Litigation after the death of a loved one is never easy. It often pits relatives against relatives and can be very stressful. It is not something you want to happen when your loved ones are already dealing with their loss. How can you make sure your loved ones don’t fight or become involved in litigation over your estate?
Here are some things you can do to help avoid litigation:
1. Communication. Inform your heirs if you are making a distribution that is “not natural.” A “natural” disposition is when you leave your estate to your heirs such as your children and grandchildren. An “unnatural” disposition is where you disinherit your natural heirs and leave your entire estate to someone you have known for 6 months, for example, or a caregiver, or other distant family members or charities. It is of course up to you who you choose to inherit your estate but it will help to avoid discord later if you tell your heirs what you are doing. You can discuss it with them or leave them a letter of explanation. Litigation develops when the individuals who thought they would be receiving an inheritance find out after your death that they were disinherited or will not be receiving an asset or a portion of your estate that they thought they were getting. So if you do want to exclude a child, for example, or make an uneven distribution of your estate among your children, tell them about it or in some manner explain it so it doesn’t come as a complete shock.

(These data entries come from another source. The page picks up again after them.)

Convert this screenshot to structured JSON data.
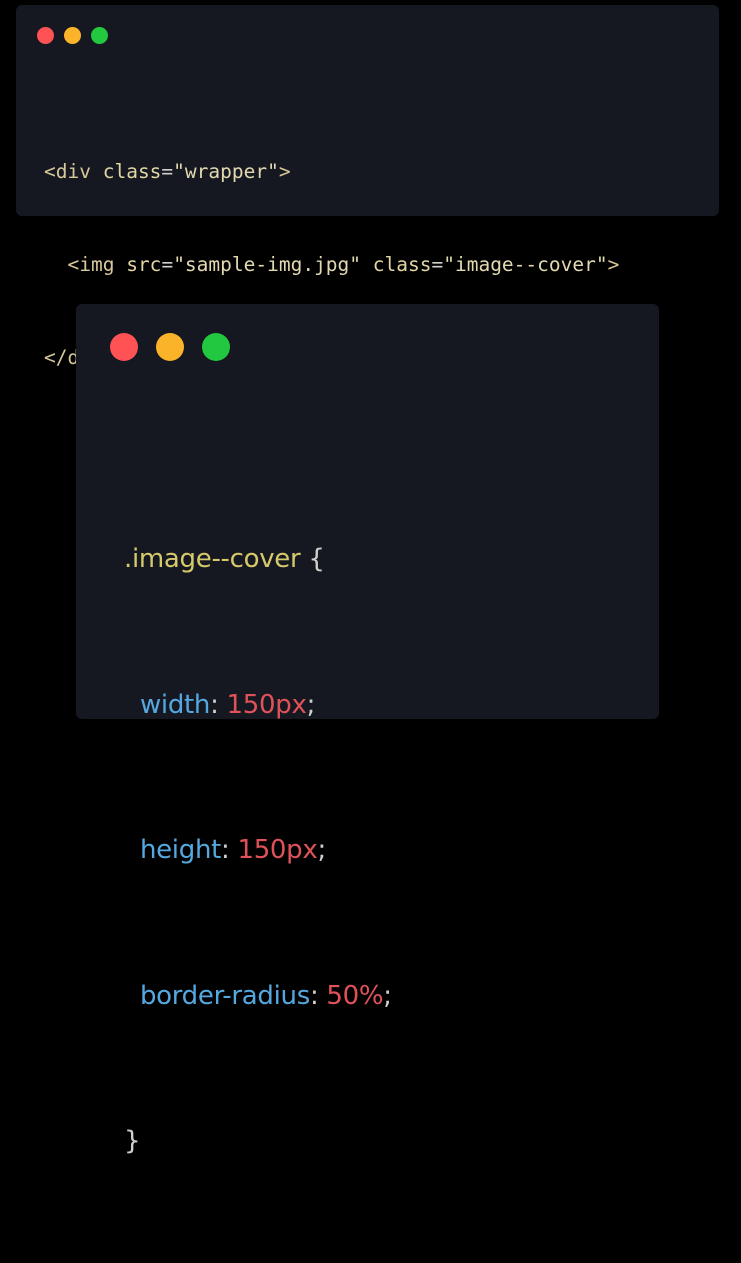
{
  "colors": {
    "background": "#000000",
    "window_bg": "#161821",
    "dot_red": "#ff5255",
    "dot_yellow": "#fbb32a",
    "dot_green": "#22c83f",
    "html_tag": "#d8c89a",
    "css_selector": "#d6c96a",
    "css_property": "#55a8df",
    "css_value": "#e0525a"
  },
  "html_snippet": {
    "line1": {
      "open": "<div",
      "attr": "class",
      "eq": "=",
      "value": "\"wrapper\"",
      "close": ">"
    },
    "line2": {
      "indent": "  ",
      "open": "<img",
      "attr1": "src",
      "eq1": "=",
      "value1": "\"sample-img.jpg\"",
      "attr2": "class",
      "eq2": "=",
      "value2": "\"image--cover\"",
      "close": ">"
    },
    "line3": {
      "tag": "</div>"
    }
  },
  "css_snippet": {
    "selector": ".image--cover",
    "open_brace": " {",
    "rules": [
      {
        "property": "width",
        "value": "150px"
      },
      {
        "property": "height",
        "value": "150px"
      },
      {
        "property": "border-radius",
        "value": "50%"
      }
    ],
    "close_brace": "}"
  }
}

2. Have properly prepared legal documents. Make sure your estate planning documents are properly prepared. So often, litigation arises because of wills or trusts that were not properly drafted in the first place. If you are concerned about someone contesting your will or trust, you certainly don’t want to do it yourself or use a “trust mill” or online service. You want customized properly drafted documents so there is no ambiguity as to your wishes. Also, most estate planning lawyers also do trust administration. Frequently it is the case that surviving family members will call the lawyer that drafted the estate plan, so choosing a trusted lawyer that you can work with during your lifetime may also be someone that can assist your family upon your death.
3. Keep your estate planning documents up to date. If you have neglected to update your trust to add or remove beneficiaries after a death, divorce, or other changed circumstance, or worse yet, neglected to change payable on death designations, you are asking for trouble. An up to date estate plan (which includes a trust, pour over will, and powers of attorney for asset management and health care) makes it less likely for uncertainty upon your death. Also necessary as part of the periodic review of your estate plan is to have the beneficiaries updated as necessary on life insurance polices, IRAs, pension plans, etc. The last thing you probably want is your ex-spouse receiving life insurance benefits when you were divorced 10 years ago.
4. Include “no contest” clauses in your estate planning documents. Most wills and trusts have a “no contest” clause. This can discourage disputes over a will or a trust because it provides that someone who contests certain provisions in your estate plan will not be entitled to an inheritance. Depending on where you live, some “no contest” clauses can be easily overcome.
5. Don’t forget to provide for your personal property. Dividing up personal property and family heirlooms is another area which, believe it or not, can become a battleground. Family members sometimes hold up the rest of the estate administration over property that has little monetary value but has great sentimental value. Unless you have left specific instructions, your personal property will be divided up among the beneficiaries. But how does you executor or trustee know how to determine an equal distribution of items that have sentimental value? What do you do if both daughers want (and may have been promised) grandmother’s ring? If you have personal property and you want it to go to a certain family member or a friend, there are several ways to do it. You can make a specific bequest of an item in your will or trust. This is a preferable way for items of value. You can also execute a personal property memorandum listing each item and who is to receive it. This can be changed or added to at any time before your death. There are even online auction sites that will divide up the personal property among family members if you sign up before your death.
Taking the time to incorporate some of these ideas into your estate planning can avoid disputes over your estate that are not only costly in terms of money but also in terms of family harmony.